In the run up to the US presidential election Obama was building a fan base on social networks like Twitter and Facebook, using his infamous blackberry to tweet from the trail. Not so for the major contenders in the UK 2010 election. Cameron has stated his belief that “too many twits make a twat” (although airbrushed campaign posters seem to have a similar effect). Gordon Brown flirted with the service a couple of years ago but now prefers his wife to do the tweeting.
Gordon has form for wheeling Sarah in when the going gets tough and the media picked up on the ‘social Sarah‘ effect during the Last Labour conference. The party apparatchiks will be well aware that Mrs B has amassed well over a million followers on Twitter.
Sarah Brown like the leader of the opposition is an ex PR person and there is anecdotal evidence that Sarah’s twitter account is being used as a PR channel.
- Sarah tweets a lot. Eight times yesterday. This is an acknowledged way of building a fan base.
- The page is linked to the Million Mums campaign to enlist people to speak out against needless deaths of women in pregnancy and childbirth around the world.
- Old tweets are deleted – there is nothing earlier than December.

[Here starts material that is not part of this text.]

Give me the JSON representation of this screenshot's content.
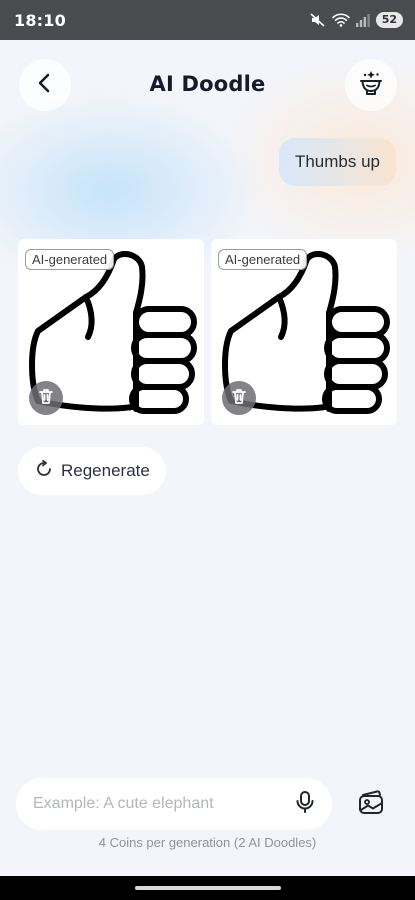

If Labour does believe it has an ace up its party sleeve with this twitter account I think they are mistaken. A million is a big number but there are lots of foreign accounts and plenty of spam bots amongst them, neither group boasts a vote in the British plebiscite. More than half of registered twitter users are inactive. Furthermore if Sarah Brown deviates from her stated aim of raising awareness to counter deaths of women in pregnancy and childbirth and gears up to be part of the vote machine she will lose credibility and authenticity – and on social networks people deal in the currency of the authentic.